Political instability, exacerbated by war in the Middle East and economic slowdown in China, continues to hit Africa hard, recording a 3.2% decline in 2023, the second year in a row. In 2022, the African continent’s economies contracted by 4.1%. These are the figures published on February 16, 2024 in the latest report by the African Development Bank (ADB) titled “Africa’s Macroeconomic Performance and Outlook, January 2024” (PDF). The report was prepared with the participation of Professor Jeffrey Sachs, Director of the Center for Sustainable Development at Columbia University (USA).

Nevertheless, ADB analysts believe that economic recovery should begin as early as 2024, when 11 African countries are set to join the prestigious list of the world’s 20 fastest growing economies. The African continent’s GDP is expected to grow by 3.8% and 4.2% respectively over the 2024-2025 biennium, well above the global average growth projected at 2.9% for 2024 and at 3.2% for 2025.
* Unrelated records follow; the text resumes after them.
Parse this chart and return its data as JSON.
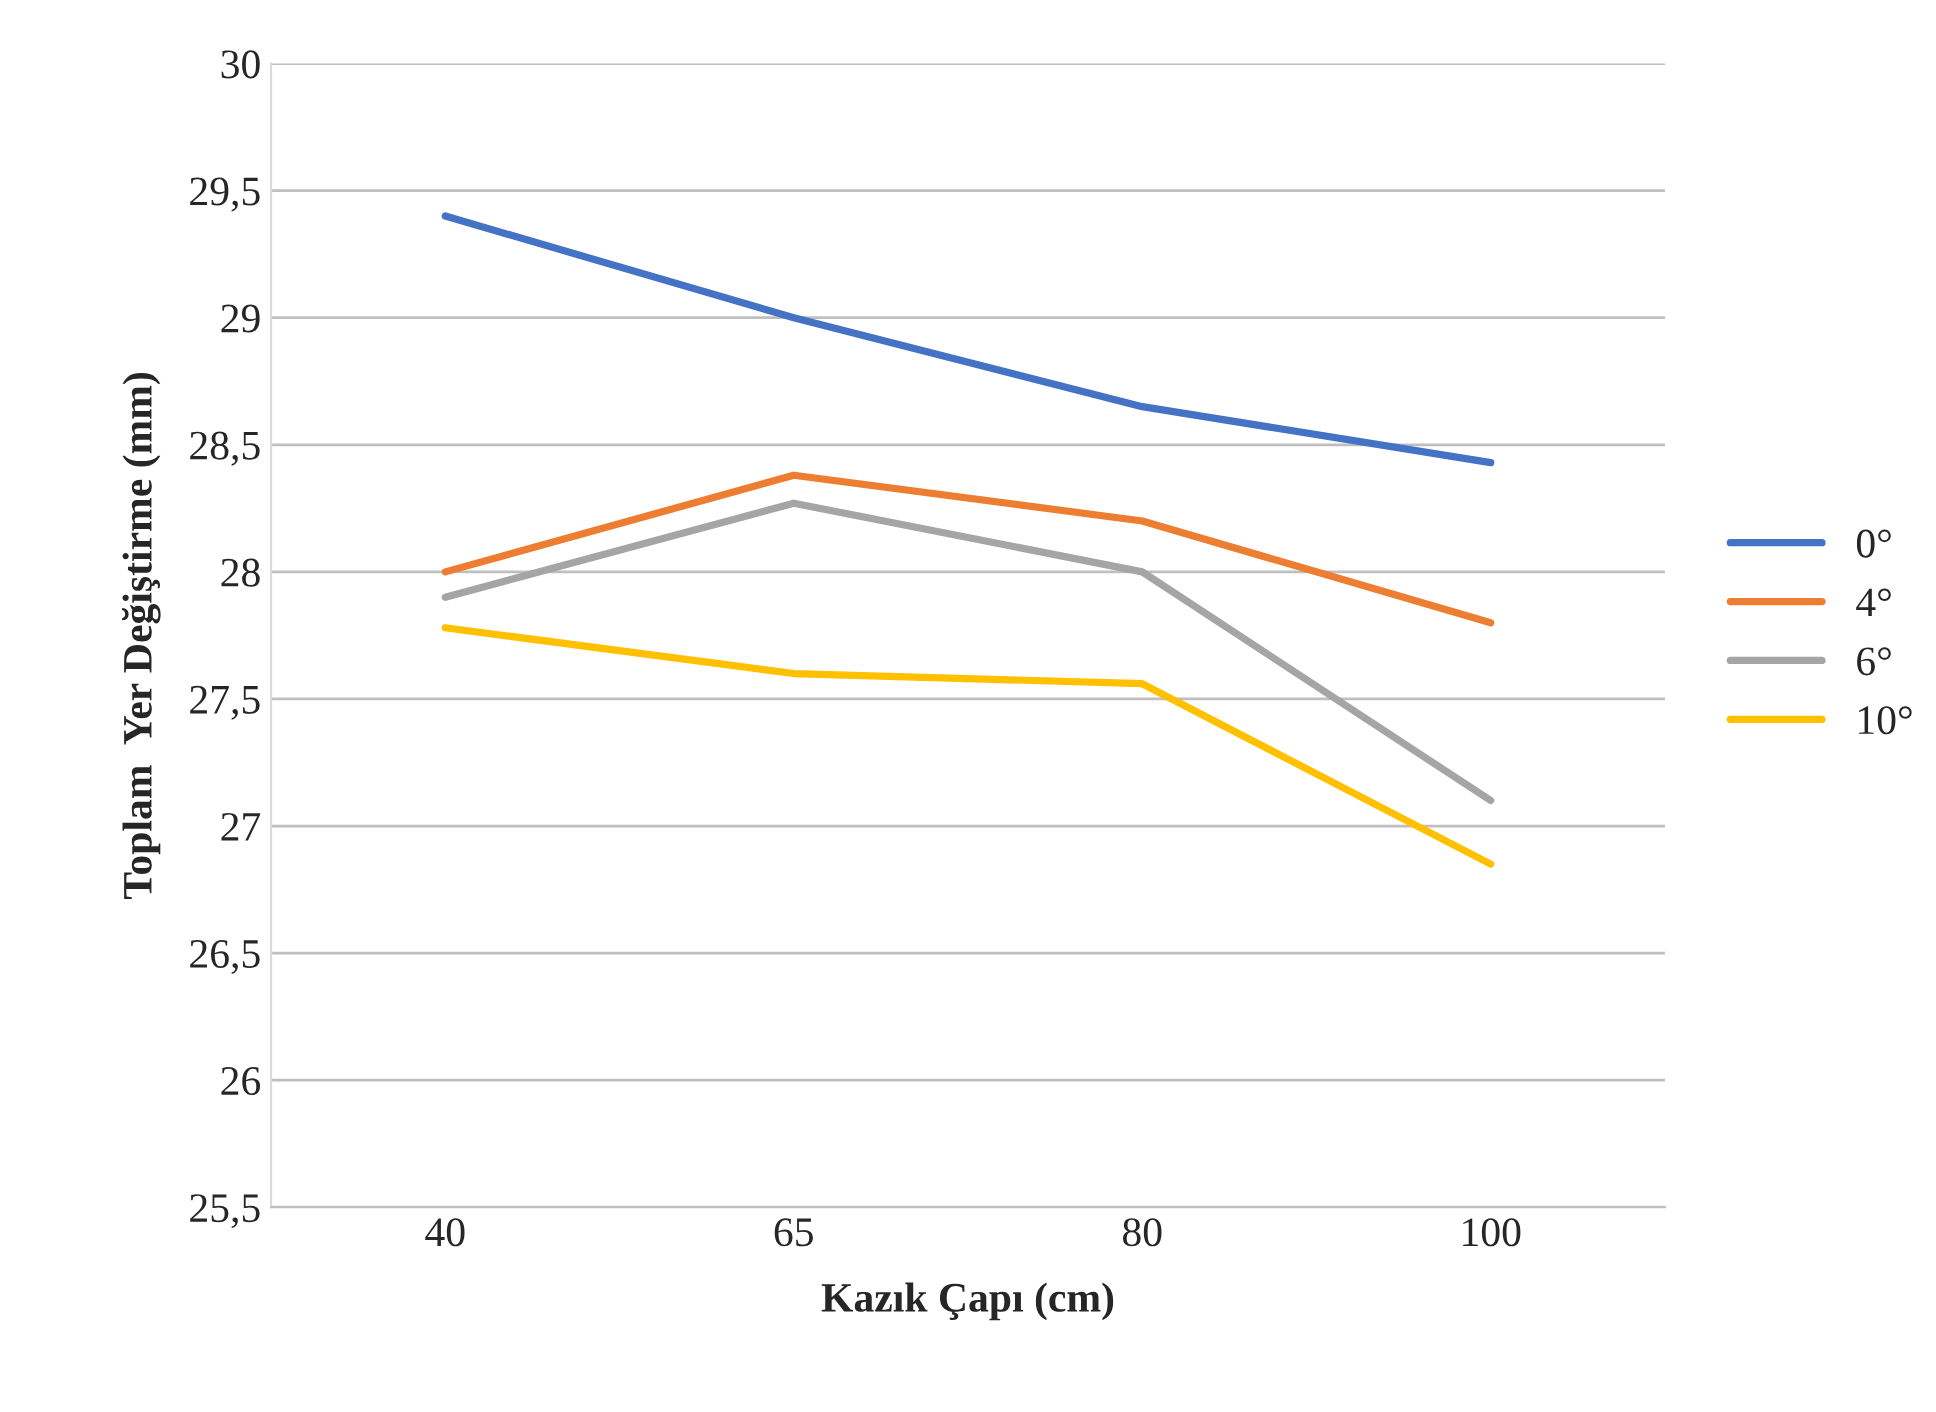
{
  "chart_data": {
    "type": "line",
    "xlabel": "Kazık Çapı (cm)",
    "ylabel": "Toplam  Yer Değiştirme (mm)",
    "categories": [
      "40",
      "65",
      "80",
      "100"
    ],
    "series": [
      {
        "name": "0°",
        "color": "#4472c4",
        "values": [
          29.4,
          29.0,
          28.65,
          28.43
        ]
      },
      {
        "name": "4°",
        "color": "#ed7d31",
        "values": [
          28.0,
          28.38,
          28.2,
          27.8
        ]
      },
      {
        "name": "6°",
        "color": "#a5a5a5",
        "values": [
          27.9,
          28.27,
          28.0,
          27.1
        ]
      },
      {
        "name": "10°",
        "color": "#ffc000",
        "values": [
          27.78,
          27.6,
          27.56,
          26.85
        ]
      }
    ],
    "ylim": [
      25.5,
      30
    ],
    "yticks": [
      {
        "value": 25.5,
        "label": "25,5"
      },
      26,
      {
        "value": 26.5,
        "label": "26,5"
      },
      27,
      {
        "value": 27.5,
        "label": "27,5"
      },
      28,
      {
        "value": 28.5,
        "label": "28,5"
      },
      29,
      {
        "value": 29.5,
        "label": "29,5"
      },
      30
    ],
    "grid": "y",
    "legend": "right",
    "marker": "none",
    "line_style": "solid"
  }
}
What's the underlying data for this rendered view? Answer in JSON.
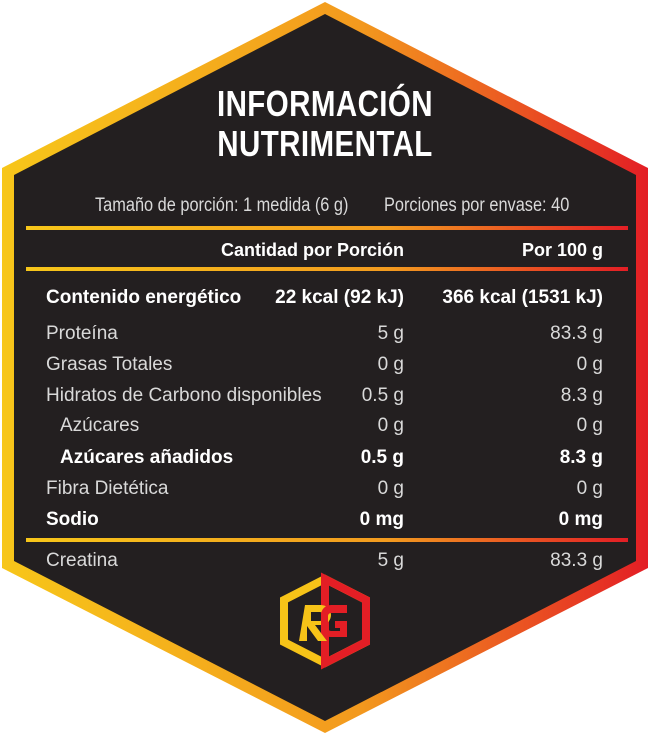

In the context of the recession hitting Equatorial Guinea, one of Africa’s largest oil-producing countries, and the impact caused by devastating floods in Libya, the African lending institution has revised its regional growth estimates downward for “Central and North Africa.” “The shocks that hit African economies three years in a row have slowed growth, which has long-term implications. Nonetheless, in an unfavorable global economic context, 15 African countries recorded economic growth above 5% last year,” Akinwumi Adesina, President of the African Development Bank, said at the report presentation.

Countries experiencing rapid economic growth include Ethiopia, which is successfully restructuring its external debt, Côte d’Ivoire, the Democratic Republic of the Congo, Mauritius, and Rwanda. For 2024, the bank forecasts rapid economic growth in almost all regions of the Dark Continent, except for Central and North Africa, with ADB experts ranking South Africa “last” in terms of growth rate with +2.2%, compared to the 5.7% growth expected for East Africa.

Growth in Nigeria, West Africa’s largest economy, is not expected to exceed 2.9% in 2024, which is 0.4% above the 2023 performance. Nigeria suffers from devaluation of the nation’s currency and consequently galloping inflation, which has resulted in skyrocketing cost of living.

Finally, the 11 African countries that will have the most significant economic growth in 2024 are: Niger (11.2%), Senegal (8.2%), Libya (7.9%), Rwanda (7.2%), Côte d’Ivoire (6.8%), Ethiopia (6.7%), Benin (6.4%), Djibouti (6.2%), Tanzania (6.1%), Togo (6%), and Uganda (6%).